Les données de Frontex – l’agence européenne qui enregistre les entrées irrégulières dans l’Union européenne (UE) dans le cadre de sa mission de surveillance et de sécurisation des frontières – montrent que depuis le début de l’année 2023, le flux de migrants irréguliers à destination de l’UE (231 900 personnes) est du même ordre de grandeur que celui de l’année dernière (331 423 en 2022). Il est, en revanche, sans commune mesure avec les flux enregistrés en 2015, année où 1,8 million de migrants étaient arrivés en Europe.

On observe un net un regain d’activité de la voie maritime de la Méditerranée centrale, au départ de la Tunisie et de la Libye vers l’Italie : le nombre de migrants irréguliers dénombrés par Frontex est en constante hausse depuis 2019.

  • La Méditerranée centrale redevient la première porte d’entrée dans l’UE

Sur les huit premiers mois de l’année, Frontex enregistre 114 265 entrées irrégulières empruntant la voie maritime de la Méditerranée centrale pour rejoindre l’Union européenne. Cette route d’accès vers l’UE constitue depuis le début de l’année la première porte d’entrée de migration irrégulière avec près de la moitié (49,3 %) des 231 900 entrées, devant la route des Balkans (70 548 entrées), pourtant principal accès irrégulier à l’UE en 2022 (144 814 entrées).

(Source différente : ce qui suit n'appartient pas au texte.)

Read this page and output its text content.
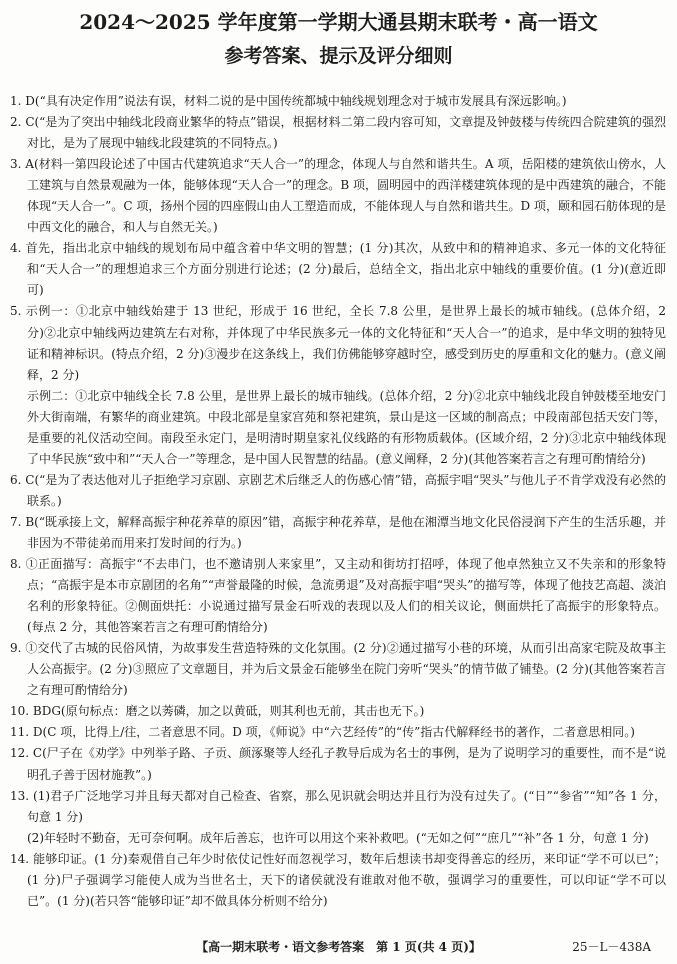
2024～2025 学年度第一学期大通县期末联考・高一语文
参考答案、提示及评分细则

1. D(“具有决定作用”说法有误，材料二说的是中国传统都城中轴线规划理念对于城市发展具有深远影响。)

2. C(“是为了突出中轴线北段商业繁华的特点”错误，根据材料二第二段内容可知，文章提及钟鼓楼与传统四合院建筑的强烈对比，是为了展现中轴线北段建筑的不同特点。)

3. A(材料一第四段论述了中国古代建筑追求“天人合一”的理念，体现人与自然和谐共生。A 项，岳阳楼的建筑依山傍水，人工建筑与自然景观融为一体，能够体现“天人合一”的理念。B 项，圆明园中的西洋楼建筑体现的是中西建筑的融合，不能体现“天人合一”。C 项，扬州个园的四座假山由人工塑造而成，不能体现人与自然和谐共生。D 项，颐和园石舫体现的是中西文化的融合，和人与自然无关。)

4. 首先，指出北京中轴线的规划布局中蕴含着中华文明的智慧；(1 分)其次，从致中和的精神追求、多元一体的文化特征和“天人合一”的理想追求三个方面分别进行论述；(2 分)最后，总结全文，指出北京中轴线的重要价值。(1 分)(意近即可)

5. 示例一：①北京中轴线始建于 13 世纪，形成于 16 世纪，全长 7.8 公里，是世界上最长的城市轴线。(总体介绍，2 分)②北京中轴线两边建筑左右对称，并体现了中华民族多元一体的文化特征和“天人合一”的追求，是中华文明的独特见证和精神标识。(特点介绍，2 分)③漫步在这条线上，我们仿佛能够穿越时空，感受到历史的厚重和文化的魅力。(意义阐释，2 分)

示例二：①北京中轴线全长 7.8 公里，是世界上最长的城市轴线。(总体介绍，2 分)②北京中轴线北段自钟鼓楼至地安门外大街南端，有繁华的商业建筑。中段北部是皇家宫苑和祭祀建筑，景山是这一区域的制高点；中段南部包括天安门等，是重要的礼仪活动空间。南段至永定门，是明清时期皇家礼仪线路的有形物质载体。(区域介绍，2 分)③北京中轴线体现了中华民族“致中和”“天人合一”等理念，是中国人民智慧的结晶。(意义阐释，2 分)(其他答案若言之有理可酌情给分)

6. C(“是为了表达他对儿子拒绝学习京剧、京剧艺术后继乏人的伤感心情”错，高振宇唱“哭头”与他儿子不肯学戏没有必然的联系。)

7. B(“既承接上文，解释高振宇种花养草的原因”错，高振宇种花养草，是他在湘潭当地文化民俗浸润下产生的生活乐趣，并非因为不带徒弟而用来打发时间的行为。)

8. ①正面描写：高振宇“不去串门，也不邀请别人来家里”，又主动和街坊打招呼，体现了他卓然独立又不失亲和的形象特点；“高振宇是本市京剧团的名角”“声誉最隆的时候，急流勇退”及对高振宇唱“哭头”的描写等，体现了他技艺高超、淡泊名利的形象特征。②侧面烘托：小说通过描写景金石听戏的表现以及人们的相关议论，侧面烘托了高振宇的形象特点。(每点 2 分，其他答案若言之有理可酌情给分)

9. ①交代了古城的民俗风情，为故事发生营造特殊的文化氛围。(2 分)②通过描写小巷的环境，从而引出高家宅院及故事主人公高振宇。(2 分)③照应了文章题目，并为后文景金石能够坐在院门旁听“哭头”的情节做了铺垫。(2 分)(其他答案若言之有理可酌情给分)

10. BDG(原句标点：磨之以莠磷，加之以黄砥，则其利也无前，其击也无下。)

11. D(C 项，比得上/往，二者意思不同。D 项，《师说》中“六艺经传”的“传”指古代解释经书的著作，二者意思相同。)

12. C(尸子在《劝学》中列举子路、子贡、颜涿聚等人经孔子教导后成为名士的事例，是为了说明学习的重要性，而不是“说明孔子善于因材施教”。)

13. (1)君子广泛地学习并且每天都对自己检查、省察，那么见识就会明达并且行为没有过失了。(“日”“参省”“知”各 1 分，句意 1 分)

(2)年轻时不勤奋，无可奈何啊。成年后善忘，也许可以用这个来补救吧。(“无如之何”“庶几”“补”各 1 分，句意 1 分)

14. 能够印证。(1 分)秦观借自己年少时依仗记性好而忽视学习，数年后想读书却变得善忘的经历，来印证“学不可以已”；(1 分)尸子强调学习能使人成为当世名士，天下的诸侯就没有谁敢对他不敬，强调学习的重要性，可以印证“学不可以已”。(1 分)(若只答“能够印证”却不做具体分析则不给分)

【高一期末联考・语文参考答案　第 1 页(共 4 页)】	25－L－438A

Le nombre d’entrées irrégulières sur le territoire européen par cette voie centrale de la Méditerranée était deux fois plus important au moment de la crise migratoire européenne de 2015, avec 170 664 entrées en 2014, 153 946 en 2015 et 181 376 en 2016.

La baisse des passages par cette route maritime s’est amorcée à partir de 2017, avec l’établissement d’un centre de coordination de sauvetage maritime à Tripoli à la fin de 2016 à l’initiative d’aides et de formations de l’UE allouées aux gardes-côtes libyens. L’objectif étant de responsabiliser la Libye dans ses eaux territoriales et une partie des eaux internationales, l’obligeant ainsi à rapatrier les migrants secourus en Libye, alors que les gardes-côtes italiens les conduisaient jusque-là sur la rive européenne de la Méditerranée.

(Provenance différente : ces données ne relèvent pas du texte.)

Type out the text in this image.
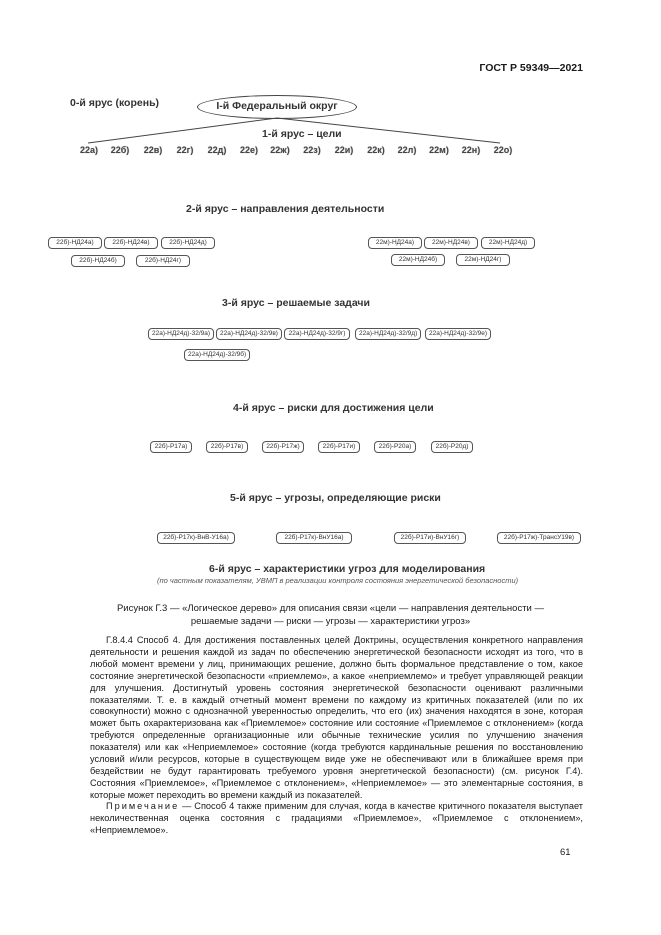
ГОСТ Р 59349—2021
0-й ярус (корень)	I-й Федеральный округ
1-й ярус – цели
22a)	22б)	22в)	22г)	22д)	22е)	22ж)	22з)	22и)	22к)	22л)	22м)	22н)	22о)
2-й ярус – направления деятельности
22б)-НД24а)	22б)-НД24в)	22б)-НД24д)
22б)-НД24б)	22б)-НД24г)
22м)-НД24а)	22м)-НД24в)	22м)-НД24д)
22м)-НД24б)	22м)-НД24г)
3-й ярус – решаемые задачи
22а)-НД24д)-32/9а)	22а)-НД24д)-32/9в)	22а)-НД24д)-32/9г)	22а)-НД24д)-32/9д)	22а)-НД24д)-32/9е)
22а)-НД24д)-32/9б)
4-й ярус – риски для достижения цели
22б)-Р17а)	22б)-Р17в)	22б)-Р17ж)	22б)-Р17и)	22б)-Р20а)	22б)-Р20д)
5-й ярус – угрозы, определяющие риски
22б)-Р17к)-ВнВ-У16а)	22б)-Р17к)-ВнУ16а)	22б)-Р17и)-ВнУ16г)	22б)-Р17ж)-ТрансУ19в)
6-й ярус – характеристики угроз для моделирования
(по частным показателям, УВМП в реализации контроля состояния энергетической безопасности)
Рисунок Г.3 — «Логическое дерево» для описания связи «цели — направления деятельности —
решаемые задачи — риски — угрозы — характеристики угроз»
Г.8.4.4 Способ 4. Для достижения поставленных целей Доктрины, осуществления конкретного направления деятельности и решения каждой из задач по обеспечению энергетической безопасности исходят из того, что в любой момент времени у лиц, принимающих решение, должно быть формальное представление о том, какое состояние энергетической безопасности «приемлемо», а какое «неприемлемо» и требует управляющей реакции для улучшения. Достигнутый уровень состояния энергетической безопасности оценивают различными показателями. Т. е. в каждый отчетный момент времени по каждому из критичных показателей (или по их совокупности) можно с однозначной уверенностью определить, что его (их) значения находятся в зоне, которая может быть охарактеризована как «Приемлемое» состояние или состояние «Приемлемое с отклонением» (когда требуются определенные организационные или обычные технические усилия по улучшению значения показателя) или как «Неприемлемое» состояние (когда требуются кардинальные решения по восстановлению условий и/или ресурсов, которые в существующем виде уже не обеспечивают или в ближайшее время при бездействии не будут гарантировать требуемого уровня энергетической безопасности) (см. рисунок Г.4). Состояния «Приемлемое», «Приемлемое с отклонением», «Неприемлемое» — это элементарные состояния, в которые может переходить во времени каждый из показателей.
Примечание — Способ 4 также применим для случая, когда в качестве критичного показателя выступает неколичественная оценка состояния с градациями «Приемлемое», «Приемлемое с отклонением», «Неприемлемое».
61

Lire le récit : Article réservé à nos abonnés Comment l’UE a fermé la route migratoire entre la Libye et l’Italie

Un accord entériné par le Conseil européen a été signé en février 2017 entre le gouvernement italien et la Lybie pour financer, équiper et former les gardes-côtes libyens afin qu’ils procèdent eux-mêmes à l’interception des bateaux de migrants. Le nombre de migrants illégaux interpellés a drastiquement chuté, passant de 114 492 en 2017 à 23 485 en 2018, et à un plancher de 14 003 en 2019.

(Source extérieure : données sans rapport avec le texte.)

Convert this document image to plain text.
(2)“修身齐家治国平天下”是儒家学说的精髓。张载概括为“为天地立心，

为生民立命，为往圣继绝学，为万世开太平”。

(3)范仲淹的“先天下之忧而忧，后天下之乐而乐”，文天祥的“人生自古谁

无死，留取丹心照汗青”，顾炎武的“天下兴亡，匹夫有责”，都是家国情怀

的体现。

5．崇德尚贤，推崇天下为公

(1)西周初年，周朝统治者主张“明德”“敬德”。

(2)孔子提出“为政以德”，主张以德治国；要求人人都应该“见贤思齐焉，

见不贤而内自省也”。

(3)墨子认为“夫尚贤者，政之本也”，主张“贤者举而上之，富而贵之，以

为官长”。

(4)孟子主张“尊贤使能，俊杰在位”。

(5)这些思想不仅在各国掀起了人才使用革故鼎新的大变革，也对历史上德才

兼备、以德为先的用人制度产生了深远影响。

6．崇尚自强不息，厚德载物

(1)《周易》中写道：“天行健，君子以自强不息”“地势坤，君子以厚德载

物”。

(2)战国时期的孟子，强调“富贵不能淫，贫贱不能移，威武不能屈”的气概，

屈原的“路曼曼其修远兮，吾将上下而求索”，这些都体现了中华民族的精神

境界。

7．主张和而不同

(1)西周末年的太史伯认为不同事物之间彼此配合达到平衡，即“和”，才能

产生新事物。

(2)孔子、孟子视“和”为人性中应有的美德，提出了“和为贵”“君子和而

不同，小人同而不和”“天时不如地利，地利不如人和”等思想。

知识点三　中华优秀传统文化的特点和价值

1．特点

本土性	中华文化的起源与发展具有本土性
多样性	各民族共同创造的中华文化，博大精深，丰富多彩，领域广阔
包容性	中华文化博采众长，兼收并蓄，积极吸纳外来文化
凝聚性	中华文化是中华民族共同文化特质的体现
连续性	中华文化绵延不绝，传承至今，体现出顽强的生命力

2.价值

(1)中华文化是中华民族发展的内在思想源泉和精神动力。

Malgré des enquêtes institutionnelles, de médias ou d’ONG mettant en cause Frontex pour violation des droits et atteinte à la sécurité des migrants en aidant les gardes-côtes libyens à renvoyer les migrants en Libye, les condamnant à la détention, la torture ou l’esclavage, cet accord a déjà été reconduit à deux reprises.

  • Des migrants nord et ouest-africains, mais aussi une nouvelle filière asiatique

En 2023, entre janvier et juillet, plus de la moitié des migrants irréguliers recensés sur cette route (56,7 %) proviennent d’Afrique subsaharienne, principalement de Guinée et de Côte d’Ivoire, représentant plus du quart des passages par cette route, respectivement 14,1 % et 13,7 %.

Financements et accords européens n’auront réussi à s’imposer qu’un temps face au chaos institutionnel libyen, d’autant que les départs à partir de la Cyrénaïque, région de l’est de la Libye, se sont multipliés ces dernières années. En témoigne l’apparition récente d’Egyptiens (première nationalité représentée sur cette route en 2022, représentant 20,2 % des migrants cette année-là), mais aussi de Bangladais (troisième nationalité en 2022 avec 14,6 % des flux et cinquième nationalité en 2023).

Cette filière « est-libyenne » contourne la difficulté croissante d’accéder à la Grèce par la route de la Méditerranée orientale ; Pakistanais, Syriens et Afghans viennent s’ajouter de manière significative aux Bangladais.

Côté tunisien, plusieurs ONG observent un nombre croissant de départs vers l’Europe, à la faveur d’une météo plus clémente et d’une chute du coût de la traversée, moins de 500 euros en 2023, contre près de 2 000 euros en moyenne en 2022. L’Organisation internationale pour les migrations rappelle que cette route migratoire de Méditerranée centrale est la plus dangereuse au monde, comptant déjà plus de 1 800 morts ou disparus depuis le début de 2023.